Transport costs alone, according to Sunday Observer calculations, will amount to some $3 million, or more. But the cost of accommodation was not as easy to determine – a typical room in the city’s meeting hotels run from $8,000 to $11,000 per night double occupancy, but still undetermined was the number of delegates booked.
Colin Campbell, media director for Team Portia says that camp has secured some hotel rooms for delegates who have declared support for Portia Simpson Miller.
“We have a few rooms in the city. It was a necessity, because we just did not have as many homes to house all the persons,” he told the Sunday Observer.
The Team Portia camp is laying claim to some 1,900 delegates, but a clearer picture of Simpson Miller’s support should emerge at today’s show of public endorsement at the Jamaica Conference Centre.
The candidates are required to complete all campaign activity by midnight Friday, in preparation for Saturday morning’s vote at Jamaica College.
The votes are to be counted at the all-boys high school campus, and the results relayed to the party secretariat, from where the winner will be announced.
Both venues are about a mile apart on Old Hope Road.
“Many of the delegates did not want to come in from overnight. The road network is good and Kingston is no longer far from any area, so by 10 o’clock they will be here,” said Campbell.
The four contenders for the presidency are Portia Simpson Miller, local government minister, party vice president and MP for South West St Andrew; Dr Omar Davies, finance minister, party region three chairman and MP for South St Andrew; Dr Peter Phillips, national security minister, party vice president and MP for East Central St Andrew; and Dr Karl Blythe, vice president and MP for Central Westmoreland.
The final count of delegates to vote in the new party president is still pending, but expectations are the number will fall within a band of 3,700 and 3,950.
Those delegates from party groups overseas are expected to travel here to vote, said Dr Paul Robertson, co-manager of Phillips’ Solid as a Rock campaign.
“I am not aware that any arrangements have been made for them to vote overseas. Normally they come to the conference and vote,” he said.
The party’s deputy general secretary Julian Robinson said the secretariat was expecting more than 150 ‘Jamaica Urban Transit Company-type’ buses to transport delegates to and from Jamaica College for the special delegate’s conference.
It costs $10,000 for an in-town charter, says JUTC public relations manager Gwyneth Davidson.
However round trip service from areas such as Ocho Rios “could cost several times that figure,” she said.
Private Coaster charters from out of town can range up to $100,000 per trip.

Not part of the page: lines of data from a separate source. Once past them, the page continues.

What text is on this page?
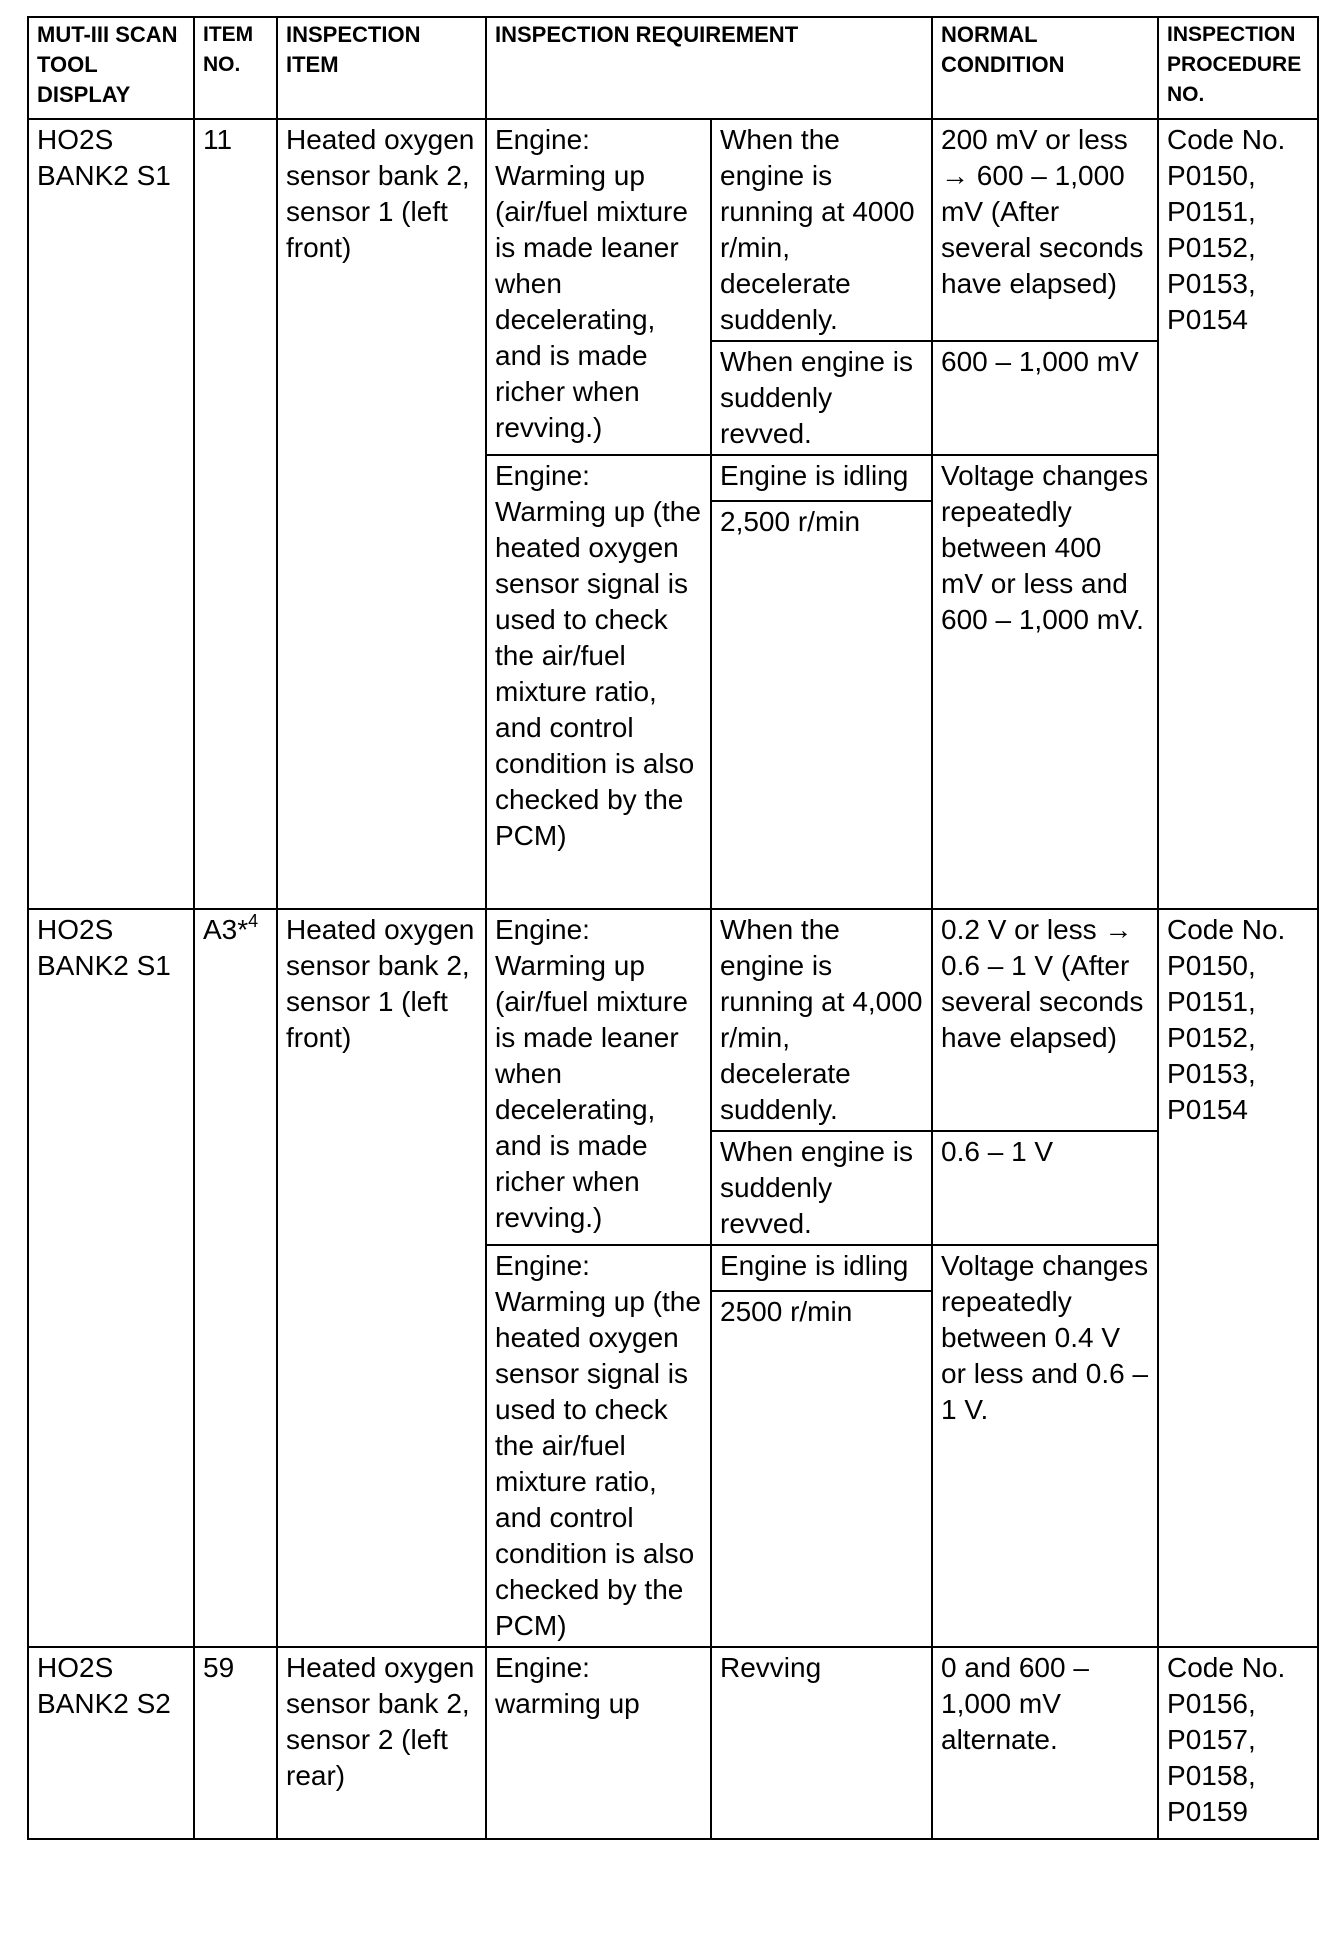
MUT-III SCAN TOOL DISPLAY	ITEM NO.	INSPECTION ITEM	INSPECTION REQUIREMENT		NORMAL CONDITION	INSPECTION PROCEDURE NO.
HO2S BANK2 S1	11	Heated oxygen sensor bank 2, sensor 1 (left front)	Engine: Warming up (air/fuel mixture is made leaner when decelerating, and is made richer when revving.)	When the engine is running at 4000 r/min, decelerate suddenly.	200 mV or less → 600 – 1,000 mV (After several seconds have elapsed)	Code No. P0150, P0151, P0152, P0153, P0154
				When engine is suddenly revved.	600 – 1,000 mV	
			Engine: Warming up (the heated oxygen sensor signal is used to check the air/fuel mixture ratio, and control condition is also checked by the PCM)	Engine is idling	Voltage changes repeatedly between 400 mV or less and 600 – 1,000 mV.	
				2,500 r/min		

HO2S BANK2 S1	A3*$^4$	Heated oxygen sensor bank 2, sensor 1 (left front)	Engine: Warming up (air/fuel mixture is made leaner when decelerating, and is made richer when revving.)	When the engine is running at 4,000 r/min, decelerate suddenly.	0.2 V or less → 0.6 – 1 V (After several seconds have elapsed)	Code No. P0150, P0151, P0152, P0153, P0154
				When engine is suddenly revved.	0.6 – 1 V	
			Engine: Warming up (the heated oxygen sensor signal is used to check the air/fuel mixture ratio, and control condition is also checked by the PCM)	Engine is idling	Voltage changes repeatedly between 0.4 V or less and 0.6 – 1 V.	
				2500 r/min		

HO2S BANK2 S2	59	Heated oxygen sensor bank 2, sensor 2 (left rear)	Engine: warming up	Revving	0 and 600 – 1,000 mV alternate.	Code No. P0156, P0157, P0158, P0159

Blythe, the only candidate with a constituency outside of the capital, said he was not willing to make his plan for delegates public.
“Those plans you keep close to your chest,” he said Friday.
“We have a lot of movement of delegates that day.
You have a delegate, plus a substitute, and if the two go down it means two votes are gone. But I will not say more about housing delegates.”
The Solid as a Rock campaign said it would not disclose campaign financing or expenses.
There are claims from different camps that the richer campaigns will be spending between $10 million and $15 million on the day of the vote.